The Board has determined that the veteran's PTSD, headaches, and sensitivity to light are all related to his service in July 1983 when he was assaulted. The VA has granted service connection for these conditions.
The deciding factor: The veteran's symptoms of PTSD, headaches, and sensitivity to light were found to be directly linked to his head injury sustained during active service.
- Claimed conditions
- Post-Traumatic Stress Disorder (PTSD), Headaches, Vision Disorder (Sensitivity to Light)
- How they argued it
- Presumptive (no nexus needed)
- Exposure basis
- None
- Rating assigned
- 10%
- Decision date
- January 15, 2004
- Citation
- 0401631
This is a plain-language summary generated by AI from a public Board of Veterans’ Appeals decision.

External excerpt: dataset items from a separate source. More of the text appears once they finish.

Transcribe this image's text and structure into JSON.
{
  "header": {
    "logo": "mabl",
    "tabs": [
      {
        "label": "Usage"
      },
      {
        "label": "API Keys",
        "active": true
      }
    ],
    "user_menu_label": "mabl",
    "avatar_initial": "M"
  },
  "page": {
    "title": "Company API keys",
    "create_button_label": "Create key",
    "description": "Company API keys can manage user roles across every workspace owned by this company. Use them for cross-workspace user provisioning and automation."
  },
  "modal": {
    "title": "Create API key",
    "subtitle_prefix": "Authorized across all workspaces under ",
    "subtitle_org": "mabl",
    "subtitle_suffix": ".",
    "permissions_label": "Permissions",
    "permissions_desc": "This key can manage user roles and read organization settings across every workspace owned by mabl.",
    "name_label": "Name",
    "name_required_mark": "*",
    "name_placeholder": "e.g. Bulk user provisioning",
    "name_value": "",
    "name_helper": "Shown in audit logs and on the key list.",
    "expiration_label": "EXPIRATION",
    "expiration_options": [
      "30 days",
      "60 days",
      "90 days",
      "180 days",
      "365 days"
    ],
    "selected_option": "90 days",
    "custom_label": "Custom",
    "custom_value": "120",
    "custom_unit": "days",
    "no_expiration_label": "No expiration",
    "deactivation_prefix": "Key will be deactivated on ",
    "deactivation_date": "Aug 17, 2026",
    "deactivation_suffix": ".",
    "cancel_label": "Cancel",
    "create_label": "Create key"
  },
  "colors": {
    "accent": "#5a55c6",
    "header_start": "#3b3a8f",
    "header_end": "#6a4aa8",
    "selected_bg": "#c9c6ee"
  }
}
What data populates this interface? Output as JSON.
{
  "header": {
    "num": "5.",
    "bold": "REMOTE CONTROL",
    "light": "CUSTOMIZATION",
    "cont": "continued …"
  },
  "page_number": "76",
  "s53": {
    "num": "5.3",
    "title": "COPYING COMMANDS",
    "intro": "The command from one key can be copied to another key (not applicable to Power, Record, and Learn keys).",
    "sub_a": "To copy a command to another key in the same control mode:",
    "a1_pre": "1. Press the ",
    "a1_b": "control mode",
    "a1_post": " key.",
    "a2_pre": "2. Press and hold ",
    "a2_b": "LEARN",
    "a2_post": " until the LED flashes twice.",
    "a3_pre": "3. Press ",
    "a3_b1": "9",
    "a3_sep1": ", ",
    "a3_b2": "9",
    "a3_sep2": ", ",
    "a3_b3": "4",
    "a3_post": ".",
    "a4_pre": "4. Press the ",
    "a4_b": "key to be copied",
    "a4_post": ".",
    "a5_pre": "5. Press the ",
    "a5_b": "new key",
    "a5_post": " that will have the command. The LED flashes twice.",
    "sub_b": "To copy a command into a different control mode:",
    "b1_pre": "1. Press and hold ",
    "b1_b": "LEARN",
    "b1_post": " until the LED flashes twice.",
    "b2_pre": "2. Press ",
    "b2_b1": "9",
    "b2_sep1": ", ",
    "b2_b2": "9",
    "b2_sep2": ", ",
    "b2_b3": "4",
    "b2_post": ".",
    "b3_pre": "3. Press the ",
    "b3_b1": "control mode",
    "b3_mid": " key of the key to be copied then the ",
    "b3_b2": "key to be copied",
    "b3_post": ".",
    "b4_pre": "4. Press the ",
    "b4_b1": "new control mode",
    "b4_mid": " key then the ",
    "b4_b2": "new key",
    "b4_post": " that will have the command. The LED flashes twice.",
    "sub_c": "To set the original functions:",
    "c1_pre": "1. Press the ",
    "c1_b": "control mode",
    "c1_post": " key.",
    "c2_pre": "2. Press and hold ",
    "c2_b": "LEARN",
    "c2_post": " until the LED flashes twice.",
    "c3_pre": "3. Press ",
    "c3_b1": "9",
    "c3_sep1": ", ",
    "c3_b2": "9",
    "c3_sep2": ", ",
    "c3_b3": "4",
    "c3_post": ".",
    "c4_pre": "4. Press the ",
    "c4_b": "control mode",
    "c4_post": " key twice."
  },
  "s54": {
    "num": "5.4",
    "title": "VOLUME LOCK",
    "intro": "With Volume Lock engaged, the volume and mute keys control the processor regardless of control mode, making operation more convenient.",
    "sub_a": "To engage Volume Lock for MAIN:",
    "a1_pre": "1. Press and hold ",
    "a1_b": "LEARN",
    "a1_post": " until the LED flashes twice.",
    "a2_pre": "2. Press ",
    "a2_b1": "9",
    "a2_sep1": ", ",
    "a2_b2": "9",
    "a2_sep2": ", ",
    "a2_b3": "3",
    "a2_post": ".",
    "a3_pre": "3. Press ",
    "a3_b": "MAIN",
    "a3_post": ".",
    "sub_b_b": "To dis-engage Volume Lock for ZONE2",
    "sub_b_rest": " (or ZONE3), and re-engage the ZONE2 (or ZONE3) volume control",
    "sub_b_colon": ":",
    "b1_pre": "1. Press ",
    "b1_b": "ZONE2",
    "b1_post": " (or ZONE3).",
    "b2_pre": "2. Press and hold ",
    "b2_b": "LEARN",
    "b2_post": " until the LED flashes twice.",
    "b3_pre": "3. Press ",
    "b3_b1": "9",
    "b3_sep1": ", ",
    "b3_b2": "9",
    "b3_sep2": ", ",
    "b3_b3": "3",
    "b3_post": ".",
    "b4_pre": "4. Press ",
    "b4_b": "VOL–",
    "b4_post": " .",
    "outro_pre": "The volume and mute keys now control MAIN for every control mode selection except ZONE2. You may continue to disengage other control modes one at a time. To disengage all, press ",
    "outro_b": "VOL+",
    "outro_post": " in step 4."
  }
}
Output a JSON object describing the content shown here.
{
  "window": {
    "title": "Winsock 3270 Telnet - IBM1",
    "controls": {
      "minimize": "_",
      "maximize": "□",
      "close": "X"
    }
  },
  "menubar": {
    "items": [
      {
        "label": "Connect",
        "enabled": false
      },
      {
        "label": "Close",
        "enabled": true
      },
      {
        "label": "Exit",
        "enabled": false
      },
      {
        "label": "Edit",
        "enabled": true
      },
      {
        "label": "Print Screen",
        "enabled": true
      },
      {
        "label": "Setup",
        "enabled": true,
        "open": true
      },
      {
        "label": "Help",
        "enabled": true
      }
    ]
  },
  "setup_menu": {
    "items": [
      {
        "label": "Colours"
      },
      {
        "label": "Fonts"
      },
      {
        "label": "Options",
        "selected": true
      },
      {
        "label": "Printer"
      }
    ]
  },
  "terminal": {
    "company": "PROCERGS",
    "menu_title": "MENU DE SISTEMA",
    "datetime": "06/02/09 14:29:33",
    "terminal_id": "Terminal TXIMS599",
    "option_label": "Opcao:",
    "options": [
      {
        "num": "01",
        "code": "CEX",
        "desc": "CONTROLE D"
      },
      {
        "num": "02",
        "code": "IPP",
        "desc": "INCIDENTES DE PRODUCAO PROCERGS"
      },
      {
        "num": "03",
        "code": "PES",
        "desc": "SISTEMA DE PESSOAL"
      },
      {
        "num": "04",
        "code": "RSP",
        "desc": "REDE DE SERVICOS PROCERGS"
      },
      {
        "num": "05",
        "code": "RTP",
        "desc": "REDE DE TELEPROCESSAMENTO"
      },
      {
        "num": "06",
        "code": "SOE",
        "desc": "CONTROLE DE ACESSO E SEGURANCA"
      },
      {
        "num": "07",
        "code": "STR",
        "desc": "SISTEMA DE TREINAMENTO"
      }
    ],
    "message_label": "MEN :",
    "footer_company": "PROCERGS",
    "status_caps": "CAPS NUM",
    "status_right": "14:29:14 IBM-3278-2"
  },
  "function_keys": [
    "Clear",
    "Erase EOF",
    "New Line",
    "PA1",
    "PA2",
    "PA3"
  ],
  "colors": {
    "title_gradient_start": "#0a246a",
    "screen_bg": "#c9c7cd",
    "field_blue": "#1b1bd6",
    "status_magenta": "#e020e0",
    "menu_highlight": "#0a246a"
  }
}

It can contain errors — always verify against the original. Look up the original decision on VA.gov (opens in a new tab) using citation 0401631.
What this means for you
A grant means the Board agreed the veteran was entitled to the benefit. Decisions like this show the kind of evidence and arguments that tend to succeed for claims like it.
What you can do next
Related decisions
Other Board decisions on a similar condition or argued the same way.
- Partly granted
The Veteran's PTSD was granted a 70 percent rating prior to March 7, 2022, while other claims were denied.
- Denied
The Board denied service connection for various disabilities, including an acquired psychiatric disability, headaches, a back disability, heart disability, and residuals of a stroke, as the evidence did not support a finding that these conditions were related to the Veteran's active service or caused by his service-connected left ear disabilities.
- Partly granted
The Board denied service connection for erectile dysfunction and remanded the claims for a sleep disorder and headaches to ensure proper development of evidence.
- Granted
The Board granted service connection for an acquired psychiatric disorder, to include PTSD and GAD, as well as tinnitus.